DOING A FEW THINGS WELL

WAY is a coalition of stakeholders being innovative leaders encouraging watershed-based planning, restoration and protection in York County, Pennsylvania, and beyond.

Tuesday, December 7, 2010

EPA to evaluate five plans to clean up Chesapeake

Washington Post Online – The Environmental Protection Agency will take a month to evaluate plans from four states and the District that show how they'll aggressively reduce pollution that flows into the Chesapeake Bay. Plans of Virginia, West Virginia, Pennsylvania and Delaware, and the District, which filed on time Nov. 29, 2010. The states were required to show in detail what they will do to aggressively reduce wastewater runoff in the next 15 years.

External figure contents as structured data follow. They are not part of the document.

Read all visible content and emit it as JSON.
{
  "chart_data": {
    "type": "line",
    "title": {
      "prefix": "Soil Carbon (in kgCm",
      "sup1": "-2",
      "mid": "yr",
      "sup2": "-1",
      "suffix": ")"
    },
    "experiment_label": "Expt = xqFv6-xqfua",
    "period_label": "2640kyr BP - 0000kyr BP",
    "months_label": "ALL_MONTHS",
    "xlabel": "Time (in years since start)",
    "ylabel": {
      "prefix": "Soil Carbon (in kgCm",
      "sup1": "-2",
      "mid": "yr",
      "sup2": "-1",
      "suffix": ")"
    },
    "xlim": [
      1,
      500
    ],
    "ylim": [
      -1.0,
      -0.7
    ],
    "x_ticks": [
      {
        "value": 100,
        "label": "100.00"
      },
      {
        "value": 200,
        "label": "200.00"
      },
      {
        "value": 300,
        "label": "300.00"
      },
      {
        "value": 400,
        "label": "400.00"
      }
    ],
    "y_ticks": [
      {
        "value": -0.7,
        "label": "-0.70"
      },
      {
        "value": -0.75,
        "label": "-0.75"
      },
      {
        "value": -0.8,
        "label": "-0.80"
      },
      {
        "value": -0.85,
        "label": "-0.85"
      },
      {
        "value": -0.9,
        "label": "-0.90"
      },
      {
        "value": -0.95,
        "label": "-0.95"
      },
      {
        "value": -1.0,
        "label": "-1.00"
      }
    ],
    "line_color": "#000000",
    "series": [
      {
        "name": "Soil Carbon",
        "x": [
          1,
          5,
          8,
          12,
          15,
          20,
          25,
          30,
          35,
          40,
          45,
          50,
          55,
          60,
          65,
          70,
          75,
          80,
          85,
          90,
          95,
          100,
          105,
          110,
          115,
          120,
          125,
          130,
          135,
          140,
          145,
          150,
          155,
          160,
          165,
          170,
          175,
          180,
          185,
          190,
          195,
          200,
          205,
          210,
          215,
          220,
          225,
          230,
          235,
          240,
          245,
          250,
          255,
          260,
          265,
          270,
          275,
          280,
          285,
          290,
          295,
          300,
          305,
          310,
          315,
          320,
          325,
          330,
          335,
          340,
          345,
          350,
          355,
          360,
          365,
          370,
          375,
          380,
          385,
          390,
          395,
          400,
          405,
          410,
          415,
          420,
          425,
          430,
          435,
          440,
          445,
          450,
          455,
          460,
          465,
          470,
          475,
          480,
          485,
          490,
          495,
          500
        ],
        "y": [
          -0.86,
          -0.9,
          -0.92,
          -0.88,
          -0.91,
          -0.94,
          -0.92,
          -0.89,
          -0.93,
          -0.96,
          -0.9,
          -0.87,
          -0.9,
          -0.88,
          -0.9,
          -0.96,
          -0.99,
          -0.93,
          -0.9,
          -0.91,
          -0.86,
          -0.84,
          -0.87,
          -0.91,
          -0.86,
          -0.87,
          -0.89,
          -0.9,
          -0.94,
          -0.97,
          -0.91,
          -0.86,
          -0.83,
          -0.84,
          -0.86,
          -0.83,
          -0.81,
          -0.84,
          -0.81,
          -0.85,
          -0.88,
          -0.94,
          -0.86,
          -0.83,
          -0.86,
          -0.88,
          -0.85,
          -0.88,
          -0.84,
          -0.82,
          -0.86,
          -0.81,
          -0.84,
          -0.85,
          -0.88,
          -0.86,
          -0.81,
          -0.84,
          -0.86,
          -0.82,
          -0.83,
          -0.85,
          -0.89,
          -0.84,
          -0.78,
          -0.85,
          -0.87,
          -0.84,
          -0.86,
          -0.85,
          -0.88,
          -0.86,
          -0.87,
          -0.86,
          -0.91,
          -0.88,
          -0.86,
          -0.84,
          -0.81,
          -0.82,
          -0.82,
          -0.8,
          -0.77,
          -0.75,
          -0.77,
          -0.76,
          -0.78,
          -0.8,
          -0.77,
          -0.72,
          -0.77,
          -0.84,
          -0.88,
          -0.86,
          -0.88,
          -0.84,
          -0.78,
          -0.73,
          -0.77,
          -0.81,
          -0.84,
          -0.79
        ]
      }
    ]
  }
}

The EPA will decide on the adequacy of the Watershed Implementation Plans by Dec. 31. The EPA has threatened to recommend sanctions against the states if their plans are inadequate. The sanctions include redirecting federal funds for other state projects to water quality programs and opposing state permits to developers. Pennsylvania's plan would hire workers who would show farmers how to limit runoff, something the foundation likes. But they didn't commit enough funding for their plan. The plan also doesn't commit enough resources to limiting wastewater runoff from Marcellus shale drilling into the Susquehanna River. Pennsylvania's Department of Environmental Protection, said the plan commits $15 million a year to cleaning the bay. The state wants to focus its resources on the source of more than 80 percent of its bay pollution – agriculture. Storm water is just 6 percent of the problem. We could spend all our resources on storm water and get very little in terms of total pollution reduction.